I died last night. The post mortem report states that I died on 21 December, 2008 at 11:11 p.m.

In my spirit form, I rose out of my body and looked down with a bird’s-eye view for the first time in my life. Or after-life. 

As I looked down, I saw people gathering around my dead body. After all, I had died in the middle of a crowded street in Mumbai; a city I had been staying in since last week on business. I had lived in Dubai for most of my life and before that in Mumbai – so this was my second home in a way.

I had just stepped out after a lovely dinner with an old flame, whom I had met after almost fifteen years. He had seemed better looking in my memories for all these years than in person. But looks aside, he was a better human being now; life’s challenges had helped him evolve. ‘So let’s agree you cannot have it all at the same time. When the looks are there, intellect and charisma elude you and when wisdom finally dawns; the hair is gone and the tummy cannot be held in after the first two minutes, no matter how hard one tries to, just because an ex-flame has appeared out of the blue,’ I joked over dinner. It’s great when an ex-boyfriend ceases to have any hold over you.

Smiling sheepishly, he admitted he had let himself go when his wife passed away three years ago. Now he was coping quite well. ‘I’ve finally stopped grieving for her,’ he said softly. I hadn’t met him ever since our bitter break-up long back. We met today, after he saw an article in the newspaper about my big business tie-up in Mumbai, and had this sudden strong impulse to meet me and make amends for his earlier nastiness. He called me at my hotel room and we spoke as if nothing had ever gone wrong.

Dinner done, I thanked him but could not resist teasing him how this was the first time that he had actually pulled out his wallet to pay. Yes, he was quite a miser during the days we were going around, many years ago.  

Soon, we were at the entrance of the hotel waiting for our respective cars to arrive. And then, with a wave, he turned around and left, as the valet brought in his car before mine.

As I waited for my car, I looked around and marvelled at how little this fancy suburban hotel had changed over the years. Everything still looked the same.

Suddenly, I felt a chill run down my spine, as if the hand of death had just brushed past me. The next thing I knew, I was looking down at my own body lying on the pavement with blood splattered around me. A crowd was gathering quickly around my body now and I saw an ambulance pulling in shortly thereafter.

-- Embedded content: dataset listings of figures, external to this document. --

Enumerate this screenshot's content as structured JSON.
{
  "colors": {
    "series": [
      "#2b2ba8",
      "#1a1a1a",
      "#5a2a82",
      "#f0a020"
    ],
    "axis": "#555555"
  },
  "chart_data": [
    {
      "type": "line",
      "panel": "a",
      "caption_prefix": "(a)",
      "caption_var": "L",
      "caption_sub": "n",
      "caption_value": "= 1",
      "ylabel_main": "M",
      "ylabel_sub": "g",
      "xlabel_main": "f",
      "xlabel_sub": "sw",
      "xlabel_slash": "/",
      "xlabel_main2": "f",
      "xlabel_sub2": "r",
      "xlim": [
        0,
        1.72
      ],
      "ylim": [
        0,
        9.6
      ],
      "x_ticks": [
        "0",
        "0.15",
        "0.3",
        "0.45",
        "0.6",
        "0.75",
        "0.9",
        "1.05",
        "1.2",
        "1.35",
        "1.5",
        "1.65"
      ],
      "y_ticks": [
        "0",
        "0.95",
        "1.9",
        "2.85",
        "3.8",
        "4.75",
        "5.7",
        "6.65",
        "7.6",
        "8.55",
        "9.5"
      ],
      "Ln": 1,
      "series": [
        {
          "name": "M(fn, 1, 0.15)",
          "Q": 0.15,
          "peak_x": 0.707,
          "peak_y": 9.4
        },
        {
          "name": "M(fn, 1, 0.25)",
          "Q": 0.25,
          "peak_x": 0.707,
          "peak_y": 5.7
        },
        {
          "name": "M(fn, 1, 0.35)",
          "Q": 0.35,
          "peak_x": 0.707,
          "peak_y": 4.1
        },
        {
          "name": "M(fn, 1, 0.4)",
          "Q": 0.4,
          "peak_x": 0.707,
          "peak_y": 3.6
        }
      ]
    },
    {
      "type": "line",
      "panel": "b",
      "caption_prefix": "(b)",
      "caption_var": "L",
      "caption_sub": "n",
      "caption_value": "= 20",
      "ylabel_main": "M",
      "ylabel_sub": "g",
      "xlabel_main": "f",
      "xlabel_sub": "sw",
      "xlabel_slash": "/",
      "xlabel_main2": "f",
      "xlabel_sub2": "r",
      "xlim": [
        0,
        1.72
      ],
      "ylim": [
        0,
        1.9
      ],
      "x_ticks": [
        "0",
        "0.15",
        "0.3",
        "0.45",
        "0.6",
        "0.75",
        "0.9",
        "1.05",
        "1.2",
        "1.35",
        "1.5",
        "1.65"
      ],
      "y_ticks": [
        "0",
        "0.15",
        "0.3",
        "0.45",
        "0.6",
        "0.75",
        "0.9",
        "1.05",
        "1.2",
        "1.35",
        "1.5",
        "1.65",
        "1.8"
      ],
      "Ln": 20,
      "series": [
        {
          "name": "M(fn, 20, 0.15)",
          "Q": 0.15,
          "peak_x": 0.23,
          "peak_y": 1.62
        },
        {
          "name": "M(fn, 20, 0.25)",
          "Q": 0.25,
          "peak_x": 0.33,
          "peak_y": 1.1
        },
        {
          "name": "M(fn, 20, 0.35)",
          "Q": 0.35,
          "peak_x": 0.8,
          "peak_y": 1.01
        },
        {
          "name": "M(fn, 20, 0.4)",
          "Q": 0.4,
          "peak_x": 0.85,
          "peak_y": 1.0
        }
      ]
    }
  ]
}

I had been hit by a passing bullet – a bullet that was meant for another person, who was standing next to me waiting for his car. He was the person someone wanted dead. He instinctively understood that because as soon as he saw me fall down, he rushed back into the hotel lobby.

Meanwhile, I could see the marksman running into a bylane. But all human eyes were on my body, and no one even thought of looking out for the culprit. So I followed him and saw where he hid, changed into different clothes and put on a wig, all previously hidden in a trash can. He then wiped the gun with his old clothes, threw the clothes in the trash can and hid the gun in the wall, after pulling out a loose brick just behind the trash can.